C'est à propos des sommes gardées pendant les années d'abondance, surplus qui lui permit de traverser les mois de disette, que G. Müller écrivit les lignes suivantes :

« Ce serait une erreur de croire que je me hâte de dépenser ce que je reçois, comme si c'était un crime que de posséder quelques billets de banque. Non ! Mais ce que je veux, c'est de ne jamais me considérer comme le propriétaire de ce que j'ai, peu ou beaucoup, et d'avoir présent à l'esprit que cela appartient à Dieu et non à moi... J'ai donc pu donner du 11 janvier au 26 mai 1874, beaucoup plus que je ne recevais et subvenir aux dépenses de l'Oeuvre que les dons ne couvraient plus. »

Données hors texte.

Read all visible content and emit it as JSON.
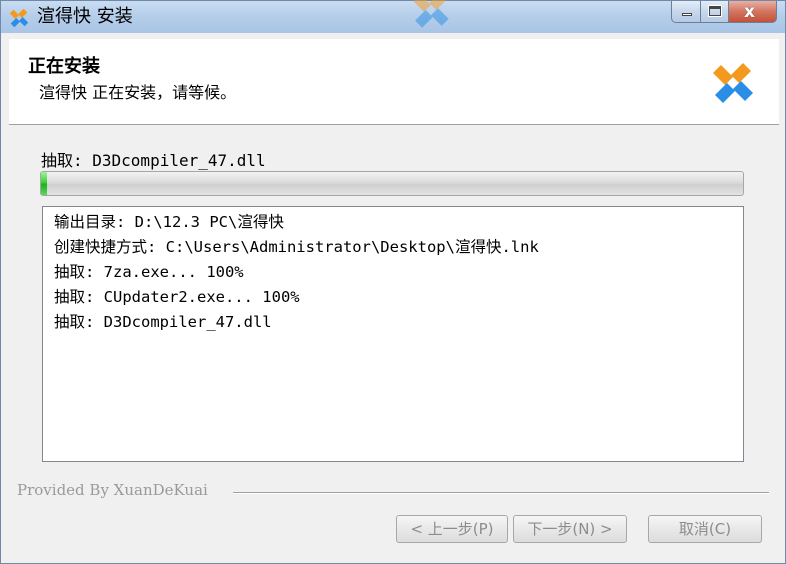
{
  "window": {
    "title": "渲得快 安装",
    "close_glyph": "x"
  },
  "header": {
    "title": "正在安装",
    "subtitle": "渲得快 正在安装，请等候。"
  },
  "progress": {
    "current_label": "抽取: D3Dcompiler_47.dll",
    "fraction": 0.008
  },
  "log": {
    "lines": [
      "输出目录: D:\\12.3 PC\\渲得快",
      "创建快捷方式: C:\\Users\\Administrator\\Desktop\\渲得快.lnk",
      "抽取: 7za.exe... 100%",
      "抽取: CUpdater2.exe... 100%",
      "抽取: D3Dcompiler_47.dll"
    ]
  },
  "footer": {
    "brand": "Provided By XuanDeKuai",
    "back_label": "< 上一步(P)",
    "next_label": "下一步(N) >",
    "cancel_label": "取消(C)"
  },
  "colors": {
    "logo_orange": "#f39a1e",
    "logo_blue": "#2a8ee6",
    "progress_green": "#3ccf3a"
  }
}
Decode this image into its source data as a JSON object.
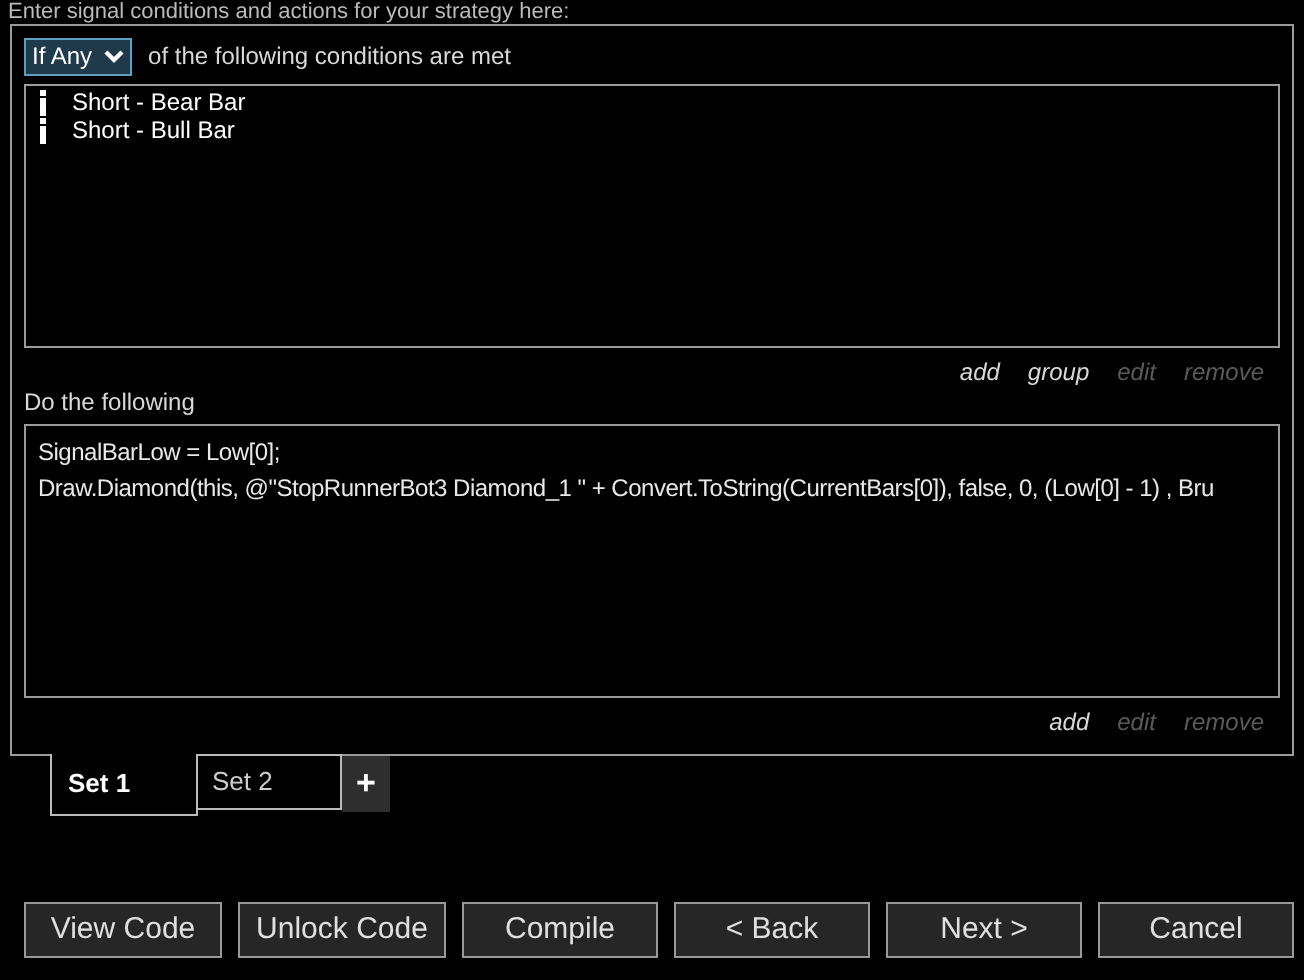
{
  "header": "Enter signal conditions and actions for your strategy here:",
  "conditions": {
    "mode": "If Any",
    "suffix": "of the following conditions are met",
    "items": [
      {
        "label": "Short - Bear Bar"
      },
      {
        "label": "Short - Bull Bar"
      }
    ],
    "links": [
      {
        "label": "add",
        "disabled": false
      },
      {
        "label": "group",
        "disabled": false
      },
      {
        "label": "edit",
        "disabled": true
      },
      {
        "label": "remove",
        "disabled": true
      }
    ]
  },
  "actions": {
    "title": "Do the following",
    "lines": [
      "SignalBarLow = Low[0];",
      "Draw.Diamond(this, @\"StopRunnerBot3 Diamond_1 \" + Convert.ToString(CurrentBars[0]), false, 0, (Low[0] - 1) , Bru"
    ],
    "links": [
      {
        "label": "add",
        "disabled": false
      },
      {
        "label": "edit",
        "disabled": true
      },
      {
        "label": "remove",
        "disabled": true
      }
    ]
  },
  "tabs": [
    {
      "label": "Set 1",
      "selected": true
    },
    {
      "label": "Set 2",
      "selected": false
    }
  ],
  "add_tab": "+",
  "buttons": [
    "View Code",
    "Unlock Code",
    "Compile",
    "< Back",
    "Next >",
    "Cancel"
  ]
}
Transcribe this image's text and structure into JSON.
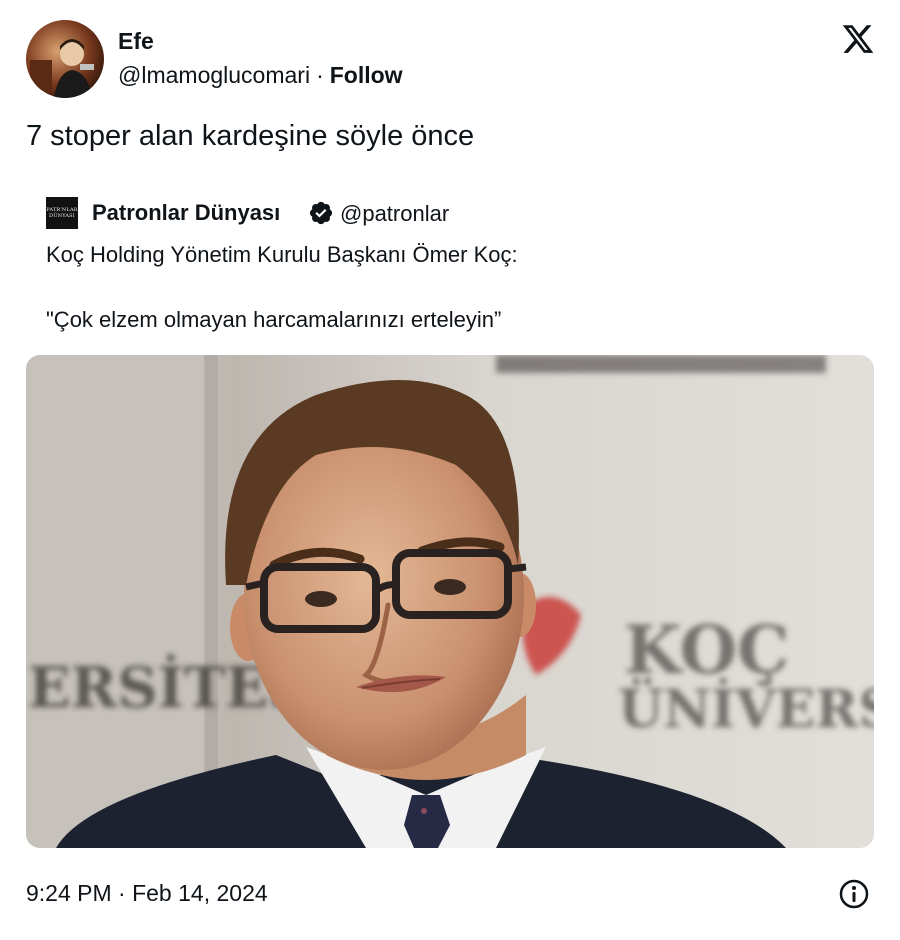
{
  "author": {
    "name": "Efe",
    "handle": "@lmamoglucomari",
    "separator": "·",
    "follow_label": "Follow",
    "avatar_icon": "profile-photo"
  },
  "platform_icon": "x-logo-icon",
  "tweet": {
    "text": "7 stoper alan kardeşine söyle önce"
  },
  "quoted_tweet": {
    "name": "Patronlar Dünyası",
    "handle": "@patronlar",
    "avatar_text": "PATR’NLAR DÜNYASI",
    "verified_icon": "verified-badge-icon",
    "line1": "Koç Holding Yönetim Kurulu Başkanı Ömer Koç:",
    "line2": "\"Çok elzem olmayan harcamalarınızı erteleyin”"
  },
  "photo": {
    "backdrop_text_left": "ERSİTESİ",
    "backdrop_text_right_1": "KOÇ",
    "backdrop_text_right_2": "ÜNİVERSİ"
  },
  "footer": {
    "timestamp": "9:24 PM · Feb 14, 2024",
    "info_icon": "info-icon"
  },
  "colors": {
    "text": "#0f1419",
    "background": "#ffffff",
    "verified": "#0f1419"
  }
}
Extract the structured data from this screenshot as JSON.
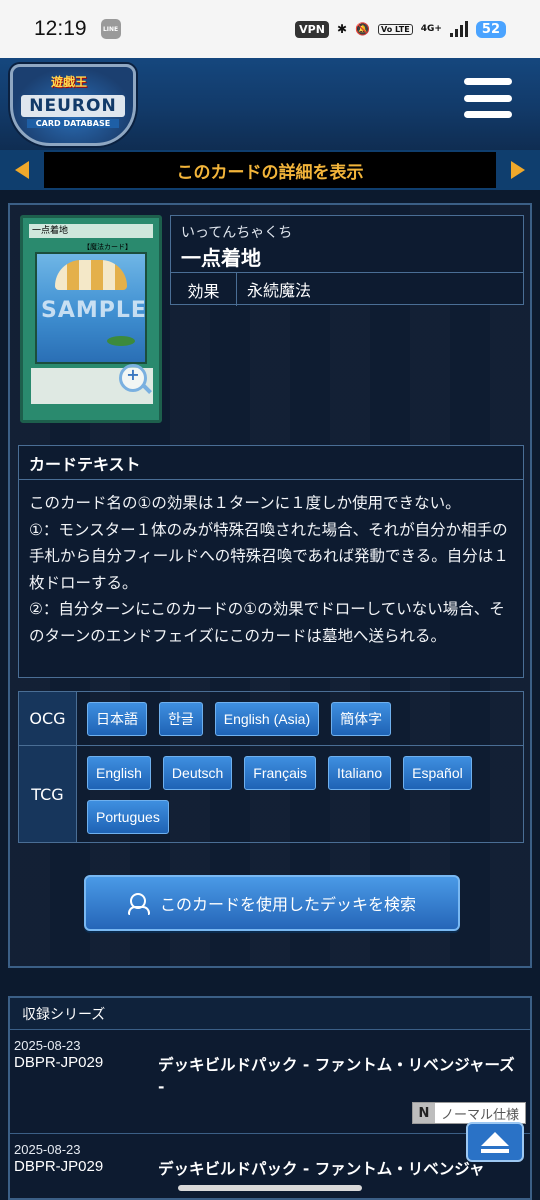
{
  "status_bar": {
    "time": "12:19",
    "app_badge": "LINE",
    "vpn": "VPN",
    "volte": "Vo LTE",
    "network": "4G+",
    "battery": "52"
  },
  "header": {
    "logo_top": "遊戯王",
    "logo_main": "NEURON",
    "logo_sub": "CARD DATABASE"
  },
  "detail_bar": {
    "title": "このカードの詳細を表示"
  },
  "card": {
    "image_name_strip": "一点着地",
    "image_type_strip": "【魔法カード】",
    "image_watermark": "SAMPLE",
    "ruby": "いってんちゃくち",
    "name": "一点着地",
    "attr_key": "効果",
    "attr_value": "永続魔法"
  },
  "card_text": {
    "heading": "カードテキスト",
    "lines": [
      "このカード名の①の効果は１ターンに１度しか使用できない。",
      "①：モンスター１体のみが特殊召喚された場合、それが自分か相手の手札から自分フィールドへの特殊召喚であれば発動できる。自分は１枚ドローする。",
      "②：自分ターンにこのカードの①の効果でドローしていない場合、そのターンのエンドフェイズにこのカードは墓地へ送られる。"
    ]
  },
  "languages": {
    "ocg_label": "OCG",
    "ocg": [
      "日本語",
      "한글",
      "English (Asia)",
      "簡体字"
    ],
    "tcg_label": "TCG",
    "tcg": [
      "English",
      "Deutsch",
      "Français",
      "Italiano",
      "Español",
      "Portugues"
    ]
  },
  "deck_search": {
    "label": "このカードを使用したデッキを検索"
  },
  "series": {
    "heading": "収録シリーズ",
    "rows": [
      {
        "date": "2025-08-23",
        "code": "DBPR-JP029",
        "name": "デッキビルドパック - ファントム・リベンジャーズ -",
        "rarity_mark": "N",
        "rarity_name": "ノーマル仕様"
      },
      {
        "date": "2025-08-23",
        "code": "DBPR-JP029",
        "name": "デッキビルドパック - ファントム・リベンジャ"
      }
    ]
  }
}
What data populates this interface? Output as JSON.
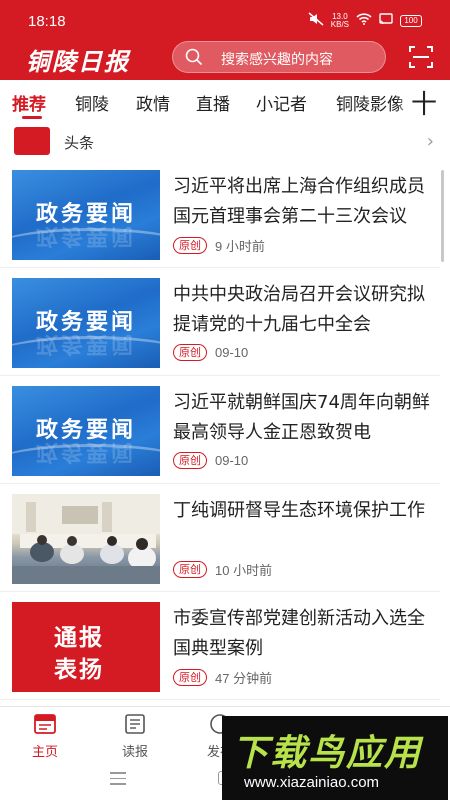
{
  "status_bar": {
    "time": "18:18",
    "net_speed_value": "13.0",
    "net_speed_unit": "KB/S",
    "battery": "100"
  },
  "header": {
    "logo_text": "铜陵日报",
    "search_placeholder": "搜索感兴趣的内容",
    "scan_icon": "scan-icon"
  },
  "tabs": [
    {
      "label": "推荐",
      "active": true
    },
    {
      "label": "铜陵"
    },
    {
      "label": "政情"
    },
    {
      "label": "直播"
    },
    {
      "label": "小记者"
    },
    {
      "label": "铜陵影像"
    }
  ],
  "tab_add_label": "十",
  "headline": {
    "label": "头条",
    "chevron": "›"
  },
  "news": [
    {
      "title": "习近平将出席上海合作组织成员国元首理事会第二十三次会议",
      "badge": "原创",
      "time": "9 小时前",
      "thumb_text": "政务要闻"
    },
    {
      "title": "中共中央政治局召开会议研究拟提请党的十九届七中全会",
      "badge": "原创",
      "time": "09-10",
      "thumb_text": "政务要闻"
    },
    {
      "title": "习近平就朝鲜国庆74周年向朝鲜最高领导人金正恩致贺电",
      "badge": "原创",
      "time": "09-10",
      "thumb_text": "政务要闻"
    },
    {
      "title": "丁纯调研督导生态环境保护工作",
      "badge": "原创",
      "time": "10 小时前"
    },
    {
      "title": "市委宣传部党建创新活动入选全国典型案例",
      "badge": "原创",
      "time": "47 分钟前",
      "thumb_line1": "通报",
      "thumb_line2": "表扬"
    }
  ],
  "bottom_nav": [
    {
      "label": "主页",
      "icon": "news-icon",
      "active": true
    },
    {
      "label": "读报",
      "icon": "newspaper-icon"
    },
    {
      "label": "发布",
      "icon": "publish-icon"
    }
  ],
  "watermark": {
    "title": "下载鸟应用",
    "url": "www.xiazainiao.com"
  },
  "colors": {
    "brand_red": "#d41b24",
    "thumb_blue": "#1f6cc9"
  }
}
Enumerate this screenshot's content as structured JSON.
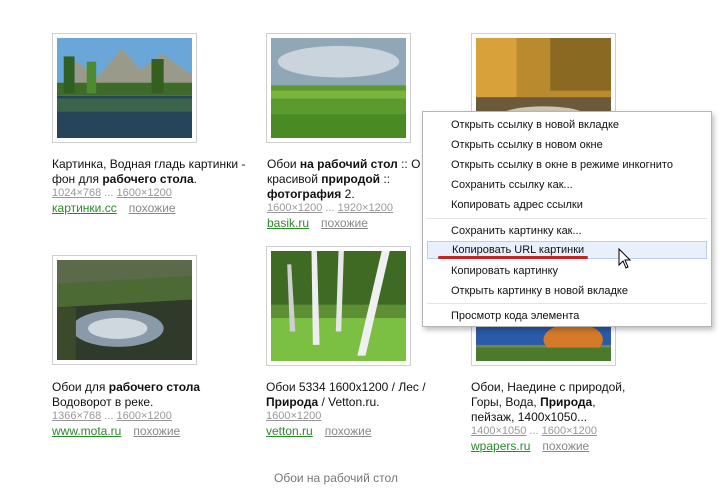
{
  "cards": [
    {
      "caption_html": "Картинка, Водная гладь картинки - фон для <b>рабочего стола</b>.",
      "size_a": "1024×768",
      "size_b": "1600×1200",
      "source": "картинки.cc",
      "similar": "похожие"
    },
    {
      "caption_html": "Обои <b>на рабочий стол</b> :: О красивой <b>природой</b> :: <b>фотография</b> 2.",
      "size_a": "1600×1200",
      "size_b": "1920×1200",
      "source": "basik.ru",
      "similar": "похожие"
    },
    {
      "caption_html": "",
      "size_a": "",
      "size_b": "",
      "source": "",
      "similar": ""
    },
    {
      "caption_html": "Обои для <b>рабочего стола</b> Водоворот в реке.",
      "size_a": "1366×768",
      "size_b": "1600×1200",
      "source": "www.mota.ru",
      "similar": "похожие"
    },
    {
      "caption_html": "Обои 5334 1600x1200 / Лес / <b>Природа</b> / Vetton.ru.",
      "size_a": "1600×1200",
      "size_b": "",
      "source": "vetton.ru",
      "similar": "похожие"
    },
    {
      "caption_html": "Обои, Наедине с природой, Горы, Вода, <b>Природа</b>, пейзаж, 1400x1050...",
      "size_a": "1400×1050",
      "size_b": "1600×1200",
      "source": "wpapers.ru",
      "similar": "похожие"
    }
  ],
  "footer": "Обои на рабочий стол",
  "context_menu": {
    "items": [
      "Открыть ссылку в новой вкладке",
      "Открыть ссылку в новом окне",
      "Открыть ссылку в окне в режиме инкогнито",
      "Сохранить ссылку как...",
      "Копировать адрес ссылки",
      "Сохранить картинку как...",
      "Копировать URL картинки",
      "Копировать картинку",
      "Открыть картинку в новой вкладке",
      "Просмотр кода элемента"
    ],
    "highlighted_index": 6
  },
  "colors": {
    "source_link": "#2a8a2a",
    "highlight_underline": "#cc2222"
  }
}
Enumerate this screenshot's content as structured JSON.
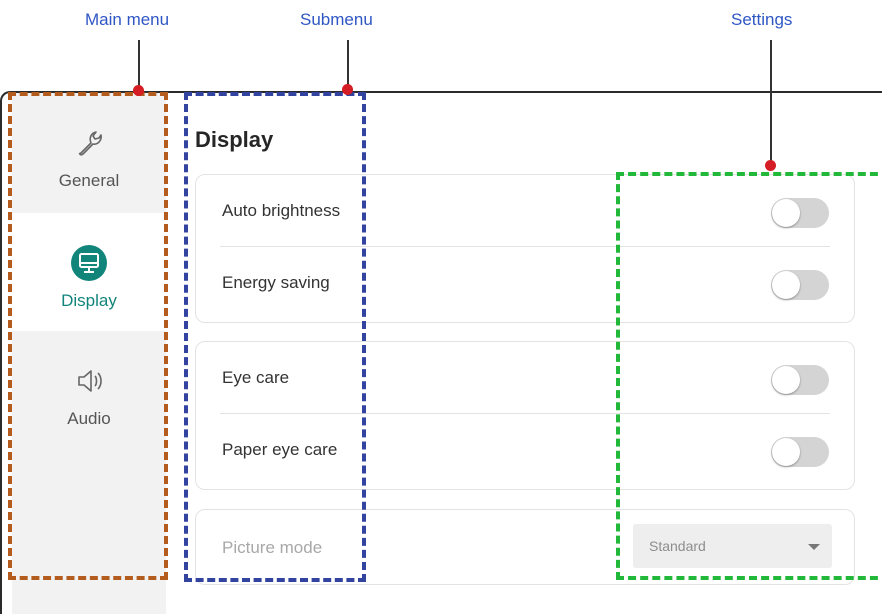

Bien des lecteurs diront j'en suis sûr : Qu'il fait bon pouvoir donner ainsi ! Qu'il est agréable de pouvoir répandre si largement. - Que j'aimerais pouvoir faire de même ! Effectivement ! C'est là une expérience bénie. Ne voulez-vous pas la faire aussi ? Donnez, à mesure que Dieu vous bénit et qu'il vous accorde l'aisance. Ne donnez que peu si vous n'avez pas assez de foi pour donner beaucoup : mais ce que vous faites, faites-le de tout votre coeur, avec fidélité, avec persévérance. Ne faites pas un essai de quelques semaines seulement..., continuez quelles que soient vos circonstances..., et vous aurez toujours plus de joie à donner.

Encore un mot. Comme économes du Seigneur, il ne convient pas que nous dépensions largement pour nous-mêmes. Je me suis toujours accordé le nécessaire, et même ce qui rend la vie confortable, facile, surtout depuis que j'avance en âge ; mais je me suis toujours gardé du luxe...

Et maintenant, au soir de la vie, pensez-vous que je regrette les six cent soixante-quinze mille francs que j'ai donnés jusqu'ici ? Certainement pas ! Et je bénis Dieu de l'honneur qu'il m'a conféré en me permettant de les donner.


(1) Près de deux ans après la mort de sa première femme. Il avait alors soixante-six ans. 

(2) « Some more of His Hidden Ones ».